When we created a finished product, we were so excited to start selling it. We didn’t care if it was sold to a small independent “mom & pop” shop or to a large national retail chain. We knew that selling to retail stores is going to be hard and we had to learn how to speak their language.
We went to the International Housewares Trade Show because they have an Inventors Corner where we had the opportunity to pitch to the Pros and get their opinion of our product. The last thing you want to do is create a product that retail buyers don’t want. Jared was the one that invented the product but I’m the one that was excited to actually sell it. Now don’t get me wrong, Jared knows how to sell but Hang-O-Matic was his baby invention and he was nervous to pitch it. It was almost like asking a girl or boy out on a date. You’re just not sure you’re good enough for them. Since I wasn’t the one that created it, then I wasn’t the one being rejected.
At the show we met a lot of retail buyers, big and small and collected many business cards and went home with lots of feedback.
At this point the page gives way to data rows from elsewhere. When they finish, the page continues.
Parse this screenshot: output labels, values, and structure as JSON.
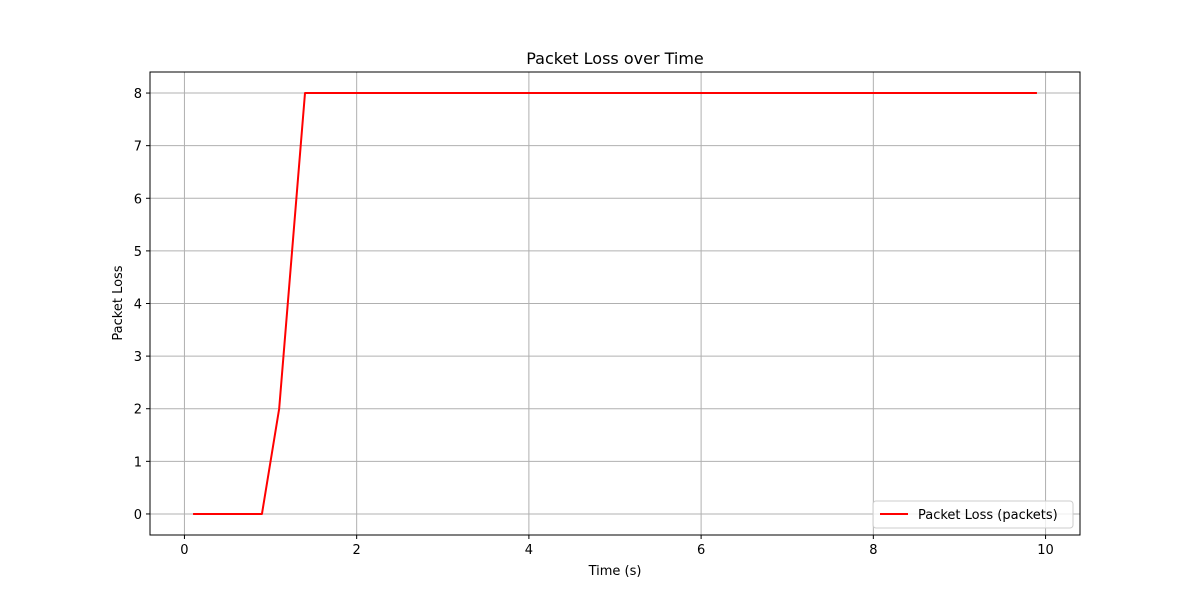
{
  "chart_data": {
    "type": "line",
    "title": "Packet Loss over Time",
    "xlabel": "Time (s)",
    "ylabel": "Packet Loss",
    "xlim": [
      -0.4,
      10.4
    ],
    "ylim": [
      -0.4,
      8.4
    ],
    "xticks": [
      0,
      2,
      4,
      6,
      8,
      10
    ],
    "yticks": [
      0,
      1,
      2,
      3,
      4,
      5,
      6,
      7,
      8
    ],
    "grid": true,
    "legend_position": "lower-right",
    "series": [
      {
        "name": "Packet Loss (packets)",
        "color": "#ff0000",
        "x": [
          0.1,
          0.9,
          1.1,
          1.4,
          9.9
        ],
        "y": [
          0,
          0,
          2,
          8,
          8
        ]
      }
    ]
  }
}
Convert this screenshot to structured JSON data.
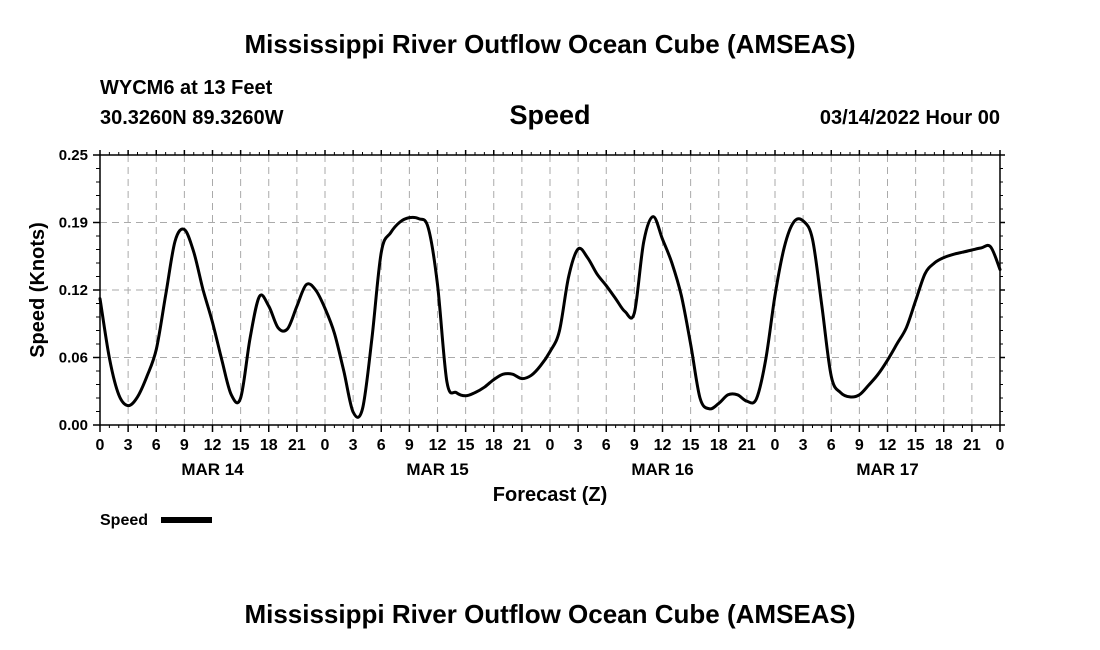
{
  "header": {
    "title": "Mississippi River Outflow Ocean Cube (AMSEAS)",
    "station": "WYCM6 at 13 Feet",
    "coords": "30.3260N  89.3260W",
    "datetime": "03/14/2022 Hour 00"
  },
  "footer": {
    "title": "Mississippi River Outflow Ocean Cube (AMSEAS)"
  },
  "chart_data": {
    "type": "line",
    "title": "Speed",
    "xlabel": "Forecast (Z)",
    "ylabel": "Speed (Knots)",
    "xlim": [
      0,
      96
    ],
    "ylim": [
      0,
      0.25
    ],
    "y_ticks": [
      "0.00",
      "0.06",
      "0.12",
      "0.19",
      "0.25"
    ],
    "x_tick_labels": [
      "0",
      "3",
      "6",
      "9",
      "12",
      "15",
      "18",
      "21",
      "0",
      "3",
      "6",
      "9",
      "12",
      "15",
      "18",
      "21",
      "0",
      "3",
      "6",
      "9",
      "12",
      "15",
      "18",
      "21",
      "0",
      "3",
      "6",
      "9",
      "12",
      "15",
      "18",
      "21",
      "0"
    ],
    "date_labels": [
      {
        "label": "MAR 14",
        "hour": 12
      },
      {
        "label": "MAR 15",
        "hour": 36
      },
      {
        "label": "MAR 16",
        "hour": 60
      },
      {
        "label": "MAR 17",
        "hour": 84
      }
    ],
    "grid": true,
    "legend": {
      "position": "bottom-left"
    },
    "series": [
      {
        "name": "Speed",
        "color": "#000000",
        "x": [
          0,
          1,
          2,
          3,
          4,
          5,
          6,
          7,
          8,
          9,
          10,
          11,
          12,
          13,
          14,
          15,
          16,
          17,
          18,
          19,
          20,
          21,
          22,
          23,
          24,
          25,
          26,
          27,
          28,
          29,
          30,
          31,
          32,
          33,
          34,
          35,
          36,
          37,
          38,
          39,
          40,
          41,
          42,
          43,
          44,
          45,
          46,
          47,
          48,
          49,
          50,
          51,
          52,
          53,
          54,
          55,
          56,
          57,
          58,
          59,
          60,
          61,
          62,
          63,
          64,
          65,
          66,
          67,
          68,
          69,
          70,
          71,
          72,
          73,
          74,
          75,
          76,
          77,
          78,
          79,
          80,
          81,
          82,
          83,
          84,
          85,
          86,
          87,
          88,
          89,
          90,
          91,
          92,
          93,
          94,
          95,
          96
        ],
        "values": [
          0.117,
          0.062,
          0.028,
          0.018,
          0.026,
          0.045,
          0.07,
          0.12,
          0.17,
          0.181,
          0.16,
          0.125,
          0.095,
          0.06,
          0.028,
          0.025,
          0.08,
          0.119,
          0.11,
          0.09,
          0.089,
          0.11,
          0.13,
          0.125,
          0.108,
          0.085,
          0.05,
          0.012,
          0.015,
          0.08,
          0.16,
          0.178,
          0.188,
          0.192,
          0.191,
          0.183,
          0.13,
          0.04,
          0.03,
          0.027,
          0.03,
          0.035,
          0.042,
          0.047,
          0.047,
          0.043,
          0.046,
          0.055,
          0.068,
          0.087,
          0.138,
          0.163,
          0.155,
          0.14,
          0.129,
          0.117,
          0.105,
          0.104,
          0.17,
          0.193,
          0.172,
          0.15,
          0.12,
          0.075,
          0.025,
          0.015,
          0.02,
          0.028,
          0.028,
          0.022,
          0.024,
          0.06,
          0.12,
          0.165,
          0.188,
          0.189,
          0.172,
          0.11,
          0.045,
          0.03,
          0.026,
          0.028,
          0.037,
          0.047,
          0.06,
          0.075,
          0.09,
          0.115,
          0.14,
          0.15,
          0.155,
          0.158,
          0.16,
          0.162,
          0.164,
          0.165,
          0.144
        ]
      }
    ]
  }
}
Then I started emailing them all to follow up.
I started by pitching the product, what it is and what it does. We received a contact list of attendees from the show, which is so valuable and I used Linkedin. I sent email, after email, I sent about 50 emails a day. I often wondered should I pick up the phone and call but then I got nervous I may get rejected and so I continued to send more email. I quickly realized, that I wasn’t speaking the buyer’s language and that’s why no one was writing me back.
I lacked explaining the problem that HANG-O-MATIC solved. I only talked about what it did and because of that, no one responded. My email came across as cold and spam like everyone else. Retail Buyers get pitched all day long with people and their products. I didn’t want to be insane and keep writing the same pitch. If you keep saying the same thing and not getting a result, something has to change. I knew it was my pitch and therefore I learned how to make it better. I spent most of time looking at others products on Facebook and their Facebook ads and learned what I had to do. I had to mention the problem that a customer would have and this problem had to be relatable to the person who was reading my email and would have this problem themselves and how our product the HANG-O-MATIC would solve it. I also included what the store currently offers and what value the HANG-O-MATIC would add to their profitability of the store. Soon after that the emails were trickling back in and retail buyers started requesting samples after samples.
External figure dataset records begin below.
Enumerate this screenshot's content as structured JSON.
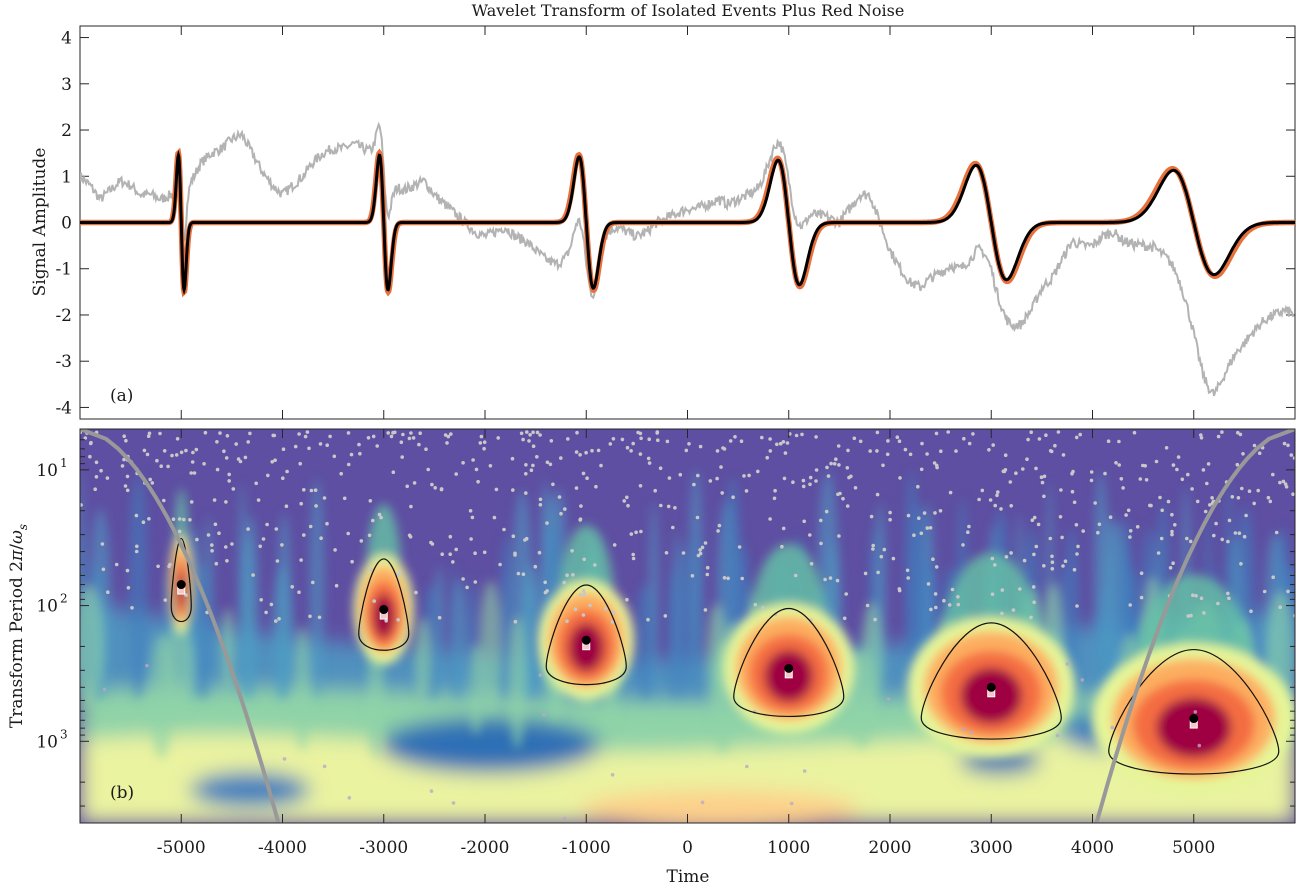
{
  "chart_data": [
    {
      "type": "line",
      "panel_label": "(a)",
      "title": "Wavelet Transform of Isolated Events Plus Red Noise",
      "ylabel": "Signal Amplitude",
      "xlim": [
        -6000,
        6000
      ],
      "ylim": [
        -4.25,
        4.25
      ],
      "y_ticks": [
        "4",
        "3",
        "2",
        "1",
        "0",
        "-1",
        "-2",
        "-3",
        "-4"
      ],
      "y_tick_values": [
        4,
        3,
        2,
        1,
        0,
        -1,
        -2,
        -3,
        -4
      ],
      "events": [
        {
          "t": -5000,
          "width": 28,
          "amplitude": 2.0
        },
        {
          "t": -3000,
          "width": 42,
          "amplitude": 2.0
        },
        {
          "t": -1000,
          "width": 70,
          "amplitude": 1.95
        },
        {
          "t": 1000,
          "width": 105,
          "amplitude": 1.85
        },
        {
          "t": 3000,
          "width": 150,
          "amplitude": 1.7
        },
        {
          "t": 5000,
          "width": 200,
          "amplitude": 1.55
        }
      ],
      "series": [
        {
          "role": "noisy-signal",
          "color": "#b3b3b3",
          "x": [
            -6000,
            -5900,
            -5800,
            -5700,
            -5600,
            -5500,
            -5400,
            -5300,
            -5200,
            -5100,
            -5000,
            -4900,
            -4800,
            -4700,
            -4600,
            -4500,
            -4400,
            -4300,
            -4200,
            -4100,
            -4000,
            -3900,
            -3800,
            -3700,
            -3600,
            -3500,
            -3400,
            -3300,
            -3200,
            -3100,
            -3000,
            -2900,
            -2800,
            -2700,
            -2600,
            -2500,
            -2400,
            -2300,
            -2200,
            -2100,
            -2000,
            -1900,
            -1800,
            -1700,
            -1600,
            -1500,
            -1400,
            -1300,
            -1200,
            -1100,
            -1000,
            -900,
            -800,
            -700,
            -600,
            -500,
            -400,
            -300,
            -200,
            -100,
            0,
            100,
            200,
            300,
            400,
            500,
            600,
            700,
            800,
            900,
            1000,
            1100,
            1200,
            1300,
            1400,
            1500,
            1600,
            1700,
            1800,
            1900,
            2000,
            2100,
            2200,
            2300,
            2400,
            2500,
            2600,
            2700,
            2800,
            2900,
            3000,
            3100,
            3200,
            3300,
            3400,
            3500,
            3600,
            3700,
            3800,
            3900,
            4000,
            4100,
            4200,
            4300,
            4400,
            4500,
            4600,
            4700,
            4800,
            4900,
            5000,
            5100,
            5200,
            5300,
            5400,
            5500,
            5600,
            5700,
            5800,
            5900,
            6000
          ],
          "y": [
            1.0,
            0.8,
            0.5,
            0.7,
            0.9,
            0.8,
            0.6,
            0.6,
            0.5,
            0.6,
            0.3,
            0.9,
            1.3,
            1.5,
            1.6,
            1.8,
            1.9,
            1.5,
            1.1,
            0.8,
            0.6,
            0.8,
            1.0,
            1.3,
            1.5,
            1.6,
            1.6,
            1.7,
            1.6,
            1.5,
            1.1,
            0.8,
            0.7,
            0.8,
            0.9,
            0.6,
            0.4,
            0.2,
            0.0,
            -0.2,
            -0.3,
            -0.2,
            -0.1,
            -0.3,
            -0.4,
            -0.6,
            -0.8,
            -0.9,
            -0.8,
            -0.7,
            -0.9,
            -0.7,
            -0.2,
            -0.1,
            -0.2,
            -0.3,
            -0.2,
            0.0,
            0.1,
            0.2,
            0.3,
            0.3,
            0.4,
            0.5,
            0.4,
            0.5,
            0.6,
            0.7,
            0.9,
            1.0,
            0.9,
            0.7,
            0.5,
            0.2,
            0.1,
            0.0,
            0.3,
            0.6,
            0.6,
            0.0,
            -0.6,
            -1.0,
            -1.3,
            -1.4,
            -1.2,
            -1.1,
            -1.0,
            -1.3,
            -1.4,
            -1.2,
            -1.0,
            -1.2,
            -1.6,
            -1.9,
            -1.8,
            -1.4,
            -1.2,
            -0.8,
            -0.4,
            -0.5,
            -0.5,
            -0.3,
            -0.2,
            -0.4,
            -0.5,
            -0.6,
            -0.8,
            -1.2,
            -1.6,
            -2.0,
            -2.4,
            -2.9,
            -3.1,
            -2.8,
            -2.6,
            -2.5,
            -2.3,
            -2.1,
            -2.0,
            -1.9,
            -2.0
          ]
        },
        {
          "role": "wavelet-fit",
          "color": "#e8703a"
        },
        {
          "role": "true-events",
          "color": "#000000"
        }
      ]
    },
    {
      "type": "heatmap",
      "panel_label": "(b)",
      "xlabel": "Time",
      "ylabel": "Transform Period 2π/ωs",
      "xlim": [
        -6000,
        6000
      ],
      "x_ticks": [
        "-5000",
        "-4000",
        "-3000",
        "-2000",
        "-1000",
        "0",
        "1000",
        "2000",
        "3000",
        "4000",
        "5000"
      ],
      "x_tick_values": [
        -5000,
        -4000,
        -3000,
        -2000,
        -1000,
        0,
        1000,
        2000,
        3000,
        4000,
        5000
      ],
      "ylim_log_period": [
        5,
        4000
      ],
      "y_scale": "log",
      "y_ticks": [
        "10",
        "10",
        "10"
      ],
      "y_tick_exponents": [
        "1",
        "2",
        "3"
      ],
      "y_tick_values": [
        10,
        100,
        1000
      ],
      "colormap": [
        "#5e4fa2",
        "#3288bd",
        "#66c2a5",
        "#abdda4",
        "#e6f598",
        "#fee08b",
        "#fdae61",
        "#f46d43",
        "#d53e4f",
        "#9e0142"
      ],
      "ridge_maxima": [
        {
          "t": -5000,
          "period": 70
        },
        {
          "t": -3000,
          "period": 107
        },
        {
          "t": -1000,
          "period": 180
        },
        {
          "t": 1000,
          "period": 290
        },
        {
          "t": 3000,
          "period": 400
        },
        {
          "t": 5000,
          "period": 680
        }
      ],
      "cone_of_influence_color": "#999999"
    }
  ]
}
Here’s a quick sample and please keep your emails short. Mine is 150 words.
Step 1 – Introduce yourself and company. Keep it short
Step 2 – Briefly mention the problem they may have experienced
Step 3 – Share what your product does and add credibility such as sales and/or distribution if you have it plus MSRP. Adding awards in my opinion is not necessary because the customer buying it won’t know that. Retail buyers just want to know how it is selling and making money.
Step 4 – Appeal to Buyers. Describe potential growth in sales. Regardless of what your product is, the buyer will always want to know that you are logistically capable of working with a large retailer and that you can make them a lot of money. Remember, the point of this email is to show how you can help them. Please avoid saying things like it’s a billion dollar industry.
I usually like to end with step 4 because I want to leave an opportunity for a future conversation. I want to make sure they are interested kind of like saving some info for a 2nd date. However if you want to add everything at ones then add Step 5
Step 5 – Provide Cost, minimums and your lead time.
Now when it comes to contacting Buyers, personally I am not afraid to contact as many as I can. I didn’t email all at the same time, but I did email a lot one at a time. The hardest part about contacting buyers, is there are SO many, how would I know which one is the right one that buys for the department that I want my product to be in. In my eyes, emailing each one was the only way. I finally had to stop when a buyer from a store wrote me back within minutes, saying she’s received it 10 times and to please stop emailing any ones.
Here’s an example of my pitch:
“Hi [buyer name],
My name is [your name] and I’m the owner of [your company name]. I think you would agree [problem]. We sell
I’ve attached a photo of our best-selling items for your reference.”
Please let me know if you can point me in the right direction and introduce me to the buyer that handles the picture hanging area, I would love to send them a sample for consideration.
Keep the story short and get straight to the point. Don’t write a long story about yourself or your company history. Have your website name in the signature. DO NOT say things like For More information please visit my website. All the information you want them to have should be included in your pitch and since you’re website is in the signature then they will see it.
If you’re a New Company
If you’re a new company and haven’t sold in retail stores yet and don’t have credibility then I suggest not to pitch Big Box Retailers until you can prove the concept. Buyers want to bring in products they know will sell, so they will be very hesitant to try something that isn’t already showing some traction. If you’re a Shark Tank viewer like I am then you have noticed that the companies without any “proof of concept” have the hardest time convincing the investor! It’s worth putting in the hustle upfront to get whatever it is you need to get the buyer to say yes.
With that said start by pitching to smaller retailers or mom & pop- shop and online retailers like The Grommet. They are more willing to try new products since they’ll only be purchasing a few units per store. Even if you sell 10 units, it’s still a sale and you have new customers and will grow from there.